City Cottage 4 | Page 14

Chorizo

The archetypal Spanish sausage

This is one of the archetypal sausage recipes that people always want to make. It has become a sort of right of passage for the home sausage maker. It is an air dried sausage and as such is not so easy to complete in the wet UK climate. In order to make this sausage you need a clean, reliably uniform space that is neither too hot, too dry, too moist or too cold.

The way chorizo works is to combine many preserving functions into one sausage to make it safe. It has to be said this sausage is not cooked and consequently you need to get the whole thing right, otherwise you will have a product that is either inedible or dangerous.

Salting

First of all, the chorizo is quite heavily salted, using curing salt – don’t try to use any other form of salt – it has to have saltpeter as a part of the salt to be sure to deal with botulinum.

Microbial Starter (fermented starter)

A culture of microbes in the sausage is an important element in the development of this sausage. It is often bought as a Bessastart starter for chorizo, but if you ask for chorizo culture, you will get the right stuff. These microbes live off the meat sugars and give off lactic acid. This gives the sausage a bitter taste and also a degree of bacterial safety because the acid kills the bacteria.

You can also ferment chorizo by using a yoghurt culture, which is essentially live yoghurt added to the mixture, and it does work.

It is important to recognise that some chorizo are not fermented, they get the tang by the addition of vinegar to the mixture. These chorizo are always cooked prior to eating.
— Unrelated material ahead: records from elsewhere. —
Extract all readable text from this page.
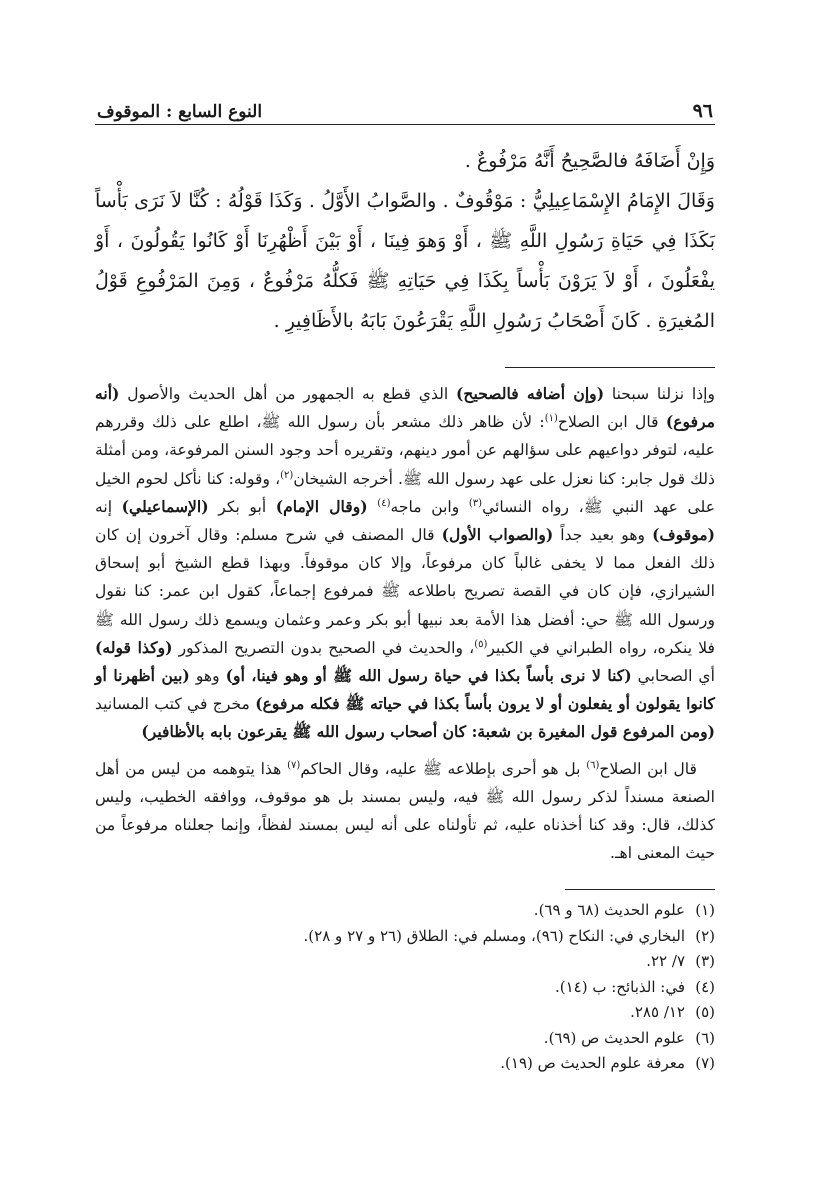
٩٦
النوع السابع : الموقوف

وَإِنْ أَضَافَهُ فالصَّحِيحُ أَنَّهُ مَرْفُوعٌ .

وَقَالَ الإِمَامُ الإِسْمَاعِيلِيُّ : مَوْقُوفٌ . والصَّوابُ الأَوَّلُ . وَكَذَا قَوْلُهُ : كُنَّا لاَ نَرَى بَأْساً بَكَذَا فِي حَيَاةِ رَسُولِ اللَّهِ ﷺ ، أَوْ وَهوَ فِينَا ، أَوْ بَيْنَ أَظْهُرِنَا أَوْ كَانُوا يَقُولُونَ ، أَوْ يفْعَلُونَ ، أَوْ لاَ يَرَوْنَ بَأْساً بِكَذَا فِي حَيَاتِهِ ﷺ فَكلُّهُ مَرْفُوعٌ ، وَمِنَ المَرْفُوعِ قَوْلُ المُغيرَةِ . كَانَ أَصْحَابُ رَسُولِ اللَّهِ يَقْرَعُونَ بَابَهُ بالأَظَافِيرِ .

وإذا نزلنا سبحنا (وإن أضافه فالصحيح) الذي قطع به الجمهور من أهل الحديث والأصول (أنه مرفوع) قال ابن الصلاح$^{(١)}$: لأن ظاهر ذلك مشعر بأن رسول الله ﷺ، اطلع على ذلك وقررهم عليه، لتوفر دواعيهم على سؤالهم عن أمور دينهم، وتقريره أحد وجود السنن المرفوعة، ومن أمثلة ذلك قول جابر: كنا نعزل على عهد رسول الله ﷺ. أخرجه الشيخان$^{(٢)}$، وقوله: كنا نأكل لحوم الخيل على عهد النبي ﷺ، رواه النسائي$^{(٣)}$ وابن ماجه$^{(٤)}$ (وقال الإمام) أبو بكر (الإسماعيلي) إنه (موقوف) وهو بعيد جداً (والصواب الأول) قال المصنف في شرح مسلم: وقال آخرون إن كان ذلك الفعل مما لا يخفى غالباً كان مرفوعاً، وإلا كان موقوفاً. وبهذا قطع الشيخ أبو إسحاق الشيرازي، فإن كان في القصة تصريح باطلاعه ﷺ فمرفوع إجماعاً، كقول ابن عمر: كنا نقول ورسول الله ﷺ حي: أفضل هذا الأمة بعد نبيها أبو بكر وعمر وعثمان ويسمع ذلك رسول الله ﷺ فلا ينكره، رواه الطبراني في الكبير$^{(٥)}$، والحديث في الصحيح بدون التصريح المذكور (وكذا قوله) أي الصحابي (كنا لا نرى بأساً بكذا في حياة رسول الله ﷺ أو وهو فينا، أو) وهو (بين أظهرنا أو كانوا يقولون أو يفعلون أو لا يرون بأساً بكذا في حياته ﷺ فكله مرفوع) مخرج في كتب المسانيد (ومن المرفوع قول المغيرة بن شعبة: كان أصحاب رسول الله ﷺ يقرعون بابه بالأظافير)

قال ابن الصلاح$^{(٦)}$ بل هو أحرى بإطلاعه ﷺ عليه، وقال الحاكم$^{(٧)}$ هذا يتوهمه من ليس من أهل الصنعة مسنداً لذكر رسول الله ﷺ فيه، وليس بمسند بل هو موقوف، ووافقه الخطيب، وليس كذلك، قال: وقد كنا أخذناه عليه، ثم تأولناه على أنه ليس بمسند لفظاً، وإنما جعلناه مرفوعاً من حيث المعنى اهـ.

(١)
علوم الحديث (٦٨ و ٦٩).
(٢)
البخاري في: النكاح (٩٦)، ومسلم في: الطلاق (٢٦ و ٢٧ و ٢٨).
(٣)
٧/ ٢٢.
(٤)
في: الذبائح: ب (١٤).
(٥)
١٢/ ٢٨٥.
(٦)
علوم الحديث ص (٦٩).
(٧)
معرفة علوم الحديث ص (١٩).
In order to ferment a chorizo, you need a drying cabinet or safe space. The temperature should be around 20 – 22 C in order to get the starter working, and then for drying at about 12 C, and the relative humidity should be around 75%. Serious sausage makers have drying cabinets, some of which cost many thousands of pounds. Still others use clean and sometimes adapted old fridges.

Spices

The garlic, paprika and other ingredients give some important protection from spoiling bacteria.

Air drying

The sausage is hung for long enough for a loss of about 30% of its weight by evaporation. This, along with the osmotic pressure imputed in the sausage from the salt and the spices means that the micro environment is unsuitable for microbial growth in the sausage. Where water is not available, there is no life.

Smoking

Some chorizo are smoked, others are not smoked. Smoking increases the osmotic pressure in the sausage, it provides complex aromatic molecules that are poisonous to bacteria.